If the king had not been wounded, the czar might not have moved his army toward the Swedes, so there might not have been a battle at Poltava.
Anyway, the Swedes lost the battle primarily through a breakdown in communication among the leaders, and a following indecisiveness. Otherwise, the battle could have gone either way.
An amusing fact seems to be that the Swedes never considered that they might lose the battle, so they had no preparations for such an event. They had crushed a numerically superiour enemy army every year for a decade, so they had some basis for that approach.
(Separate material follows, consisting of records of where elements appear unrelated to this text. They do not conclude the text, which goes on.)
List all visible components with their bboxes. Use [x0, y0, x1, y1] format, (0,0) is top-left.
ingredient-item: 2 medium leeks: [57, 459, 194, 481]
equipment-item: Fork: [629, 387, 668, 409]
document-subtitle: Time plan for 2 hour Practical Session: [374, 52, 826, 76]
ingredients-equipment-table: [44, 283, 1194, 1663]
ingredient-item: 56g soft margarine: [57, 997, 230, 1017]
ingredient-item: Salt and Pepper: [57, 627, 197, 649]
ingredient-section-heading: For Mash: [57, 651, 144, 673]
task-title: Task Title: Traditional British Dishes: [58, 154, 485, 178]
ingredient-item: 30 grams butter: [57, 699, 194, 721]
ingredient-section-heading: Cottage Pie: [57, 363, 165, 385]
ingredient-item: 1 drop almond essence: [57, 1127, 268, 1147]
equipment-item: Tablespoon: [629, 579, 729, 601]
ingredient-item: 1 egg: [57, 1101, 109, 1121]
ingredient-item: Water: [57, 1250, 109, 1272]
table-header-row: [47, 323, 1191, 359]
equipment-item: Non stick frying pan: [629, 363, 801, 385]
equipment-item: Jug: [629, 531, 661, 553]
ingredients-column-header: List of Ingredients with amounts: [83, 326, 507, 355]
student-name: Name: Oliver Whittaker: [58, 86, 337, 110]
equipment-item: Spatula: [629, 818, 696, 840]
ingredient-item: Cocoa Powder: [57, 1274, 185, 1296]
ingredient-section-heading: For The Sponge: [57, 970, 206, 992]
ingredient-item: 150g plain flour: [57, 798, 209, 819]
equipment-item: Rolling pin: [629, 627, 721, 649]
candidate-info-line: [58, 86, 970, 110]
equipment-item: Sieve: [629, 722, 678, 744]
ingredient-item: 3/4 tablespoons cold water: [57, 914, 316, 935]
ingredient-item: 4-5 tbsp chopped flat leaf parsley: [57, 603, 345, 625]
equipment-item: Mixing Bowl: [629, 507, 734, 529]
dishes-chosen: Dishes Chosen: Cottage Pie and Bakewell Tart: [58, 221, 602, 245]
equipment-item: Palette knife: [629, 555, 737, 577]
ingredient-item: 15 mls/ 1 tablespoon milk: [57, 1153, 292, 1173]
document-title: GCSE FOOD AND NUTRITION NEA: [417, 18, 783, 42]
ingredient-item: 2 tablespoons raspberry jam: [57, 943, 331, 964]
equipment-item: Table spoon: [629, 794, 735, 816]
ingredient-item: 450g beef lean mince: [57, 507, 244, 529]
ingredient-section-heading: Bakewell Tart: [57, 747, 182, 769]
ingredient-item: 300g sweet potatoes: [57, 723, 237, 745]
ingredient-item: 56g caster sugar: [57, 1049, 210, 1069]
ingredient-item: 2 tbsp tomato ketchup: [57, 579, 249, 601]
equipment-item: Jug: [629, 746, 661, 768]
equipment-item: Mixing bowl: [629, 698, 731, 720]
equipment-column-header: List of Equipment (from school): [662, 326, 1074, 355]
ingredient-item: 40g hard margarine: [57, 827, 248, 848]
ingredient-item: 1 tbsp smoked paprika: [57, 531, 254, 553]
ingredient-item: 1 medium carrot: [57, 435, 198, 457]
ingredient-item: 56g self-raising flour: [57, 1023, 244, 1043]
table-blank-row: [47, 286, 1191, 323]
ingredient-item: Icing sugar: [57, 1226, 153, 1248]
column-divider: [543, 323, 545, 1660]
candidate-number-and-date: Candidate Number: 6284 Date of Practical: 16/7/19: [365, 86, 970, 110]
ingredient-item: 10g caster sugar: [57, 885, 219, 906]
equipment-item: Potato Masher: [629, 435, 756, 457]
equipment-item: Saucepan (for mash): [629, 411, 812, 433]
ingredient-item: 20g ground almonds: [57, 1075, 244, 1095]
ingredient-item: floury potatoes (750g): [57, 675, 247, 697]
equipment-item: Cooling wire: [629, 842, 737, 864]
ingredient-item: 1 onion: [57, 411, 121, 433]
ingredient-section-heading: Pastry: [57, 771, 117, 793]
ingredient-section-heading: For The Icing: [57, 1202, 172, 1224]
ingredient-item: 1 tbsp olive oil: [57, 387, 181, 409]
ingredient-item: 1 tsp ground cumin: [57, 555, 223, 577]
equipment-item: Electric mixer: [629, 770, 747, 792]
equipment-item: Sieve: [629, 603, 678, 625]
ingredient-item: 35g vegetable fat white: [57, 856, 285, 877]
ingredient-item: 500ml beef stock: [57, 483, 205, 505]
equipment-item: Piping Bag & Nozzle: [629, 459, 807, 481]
But now, the question was to have the king commanding the battle. I have no idea, really. Perhaps the same battle plan is followed, but here Roos knows that his column only shall pass the Russian forts, and then all the Swedish foot attacks the Russian camp early, and the cavalry and artillery are also at hand for significant support. Now parts of the Russian army are confused and defeated, while the rest withdraw as well, so the Swedes stand as victors on the battlefield and secure their hold of this small part of the Ukraine for the rest of that season.
The czar is less secure against the Russian opposition, but nothing decisive in Russian internal politics happens that year, so he has an even better army to put in the field in 1710, while the Swedish army then has withered some in its core, while getting a larger force of semi-reliable local troops, so the grand battle of 1710 is less favorable to the Swedes. They may still win that battle, but might be severely weakened, making further offensives out of the question, so the campaign has to be ended, and a return west is necessary.
The Swedish general Krassow has tried from Poland to connect with the Swedish main army in 1710, but has been defeated by the Russians along the way, and so has had to withdraw west.